John entornó los ojos, cada vez más desconfiado. Parecía una tabla de salvación en muchos sentidos. Pero ¿por qué razón quería salvarlo aquel individuo?

—¿Quieres saber por qué estoy haciendo esto?

Cuando John asintió, el hombre se quitó el abrigo y desabotonó la parte superior de su camisa. La abrió y mostró el pectoral izquierdo.

Los ojos de John quedaron fijos en la cicatriz circular que quedó expuesta.

A la vez que se llevaba la mano al pecho, su frente rompió a sudar. Tuvo el extrañísimo presentimiento de que algo trascendental estaba ocurriendo, de que algo en su vida empezaba a encajar.

—Eres uno de los nuestros, hijo. Es hora de que vengas a casa, con tu familia.

John se quedó sin aliento, un extraño pensamiento le pasaba por la cabeza: «Por fin, he sido hallado».

Pero entonces, sufrió el choque de la realidad, haciendo desaparecer toda la alegría que empezaba a sentir.

A él nunca le alcanzaban los milagros. Su buena suerte se había agotado mucho antes de ser siquiera consciente de que existía. La fortuna había pasado junto a él sin tocarlo. De cualquier modo, ese hombre cubierto de cuero negro, salido de la nada, que le ofrecía una posibilidad de escape del agujero de mala muerte en que vivía, era demasiado bueno para ser verdad.

—¿Quieres más tiempo para pensarlo?

John negó con la cabeza, retrocedió y escribió: «Quiero quedarme aquí».

El hombre frunció el ceño cuando leyó esas palabras.

—Escucha, hijo, estás en un momento muy peligroso de tu vida.

Vaya descubrimiento. Había invitado a ese tipo a pasar, sabiendo que nadie acudiría si gritaba pidiendo ayuda. Se palpó en busca de la pistola.

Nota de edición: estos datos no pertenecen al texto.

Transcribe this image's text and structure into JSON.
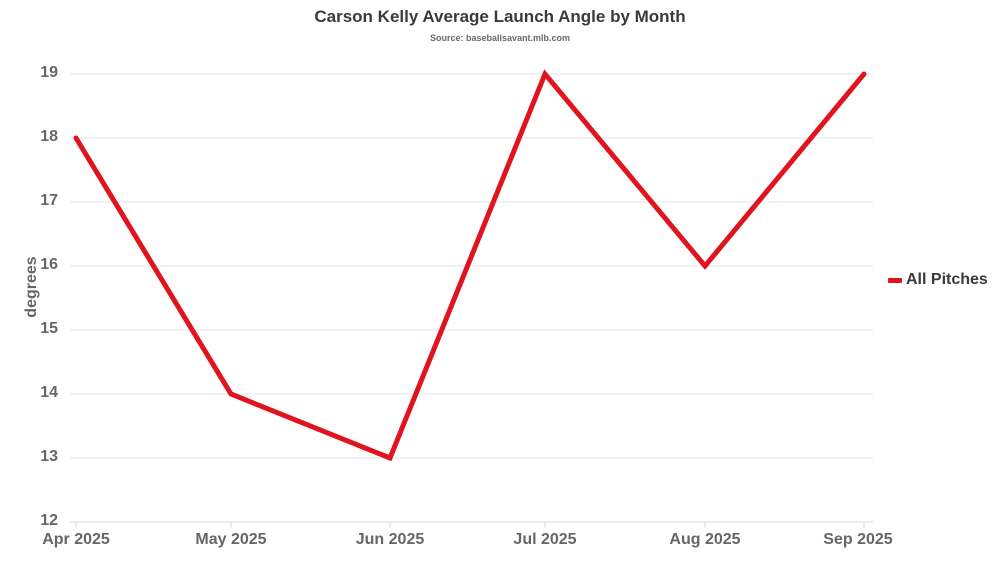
{
  "chart_data": {
    "type": "line",
    "title": "Carson Kelly Average Launch Angle by Month",
    "subtitle": "Source: baseballsavant.mlb.com",
    "xlabel": "",
    "ylabel": "degrees",
    "categories": [
      "Apr 2025",
      "May 2025",
      "Jun 2025",
      "Jul 2025",
      "Aug 2025",
      "Sep 2025"
    ],
    "series": [
      {
        "name": "All Pitches",
        "color": "#e0141e",
        "values": [
          18,
          14,
          13,
          19,
          16,
          19
        ]
      }
    ],
    "ylim": [
      12,
      19
    ],
    "yticks": [
      "19",
      "18",
      "17",
      "16",
      "15",
      "14",
      "13",
      "12"
    ],
    "grid": true,
    "legend_position": "right"
  },
  "legend": {
    "label": "All Pitches",
    "color": "#e0141e"
  }
}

—Está bien, tómatelo con calma. ¿Sabes silbar?

John asintió con la cabeza.

—Aquí tienes un número donde puedes localizarme. Silba al teléfono y sabré que eres tú. —Le entregó una tarjeta pequeña—. Te daré un par de días. Llámame si cambias de opinión. Si no lo haces, no te preocupes. No recordarás nada.

John no supo qué pensar de ese último comentario, así que sólo se quedó mirando los números negros, meditando sobre todas las posibilidades e improbabilidades. Cuando levantó la mirada otra vez, el hombre había desaparecido.

Dios, ni siquiera había oído el ruido de la puerta al abrirse o cerrarse.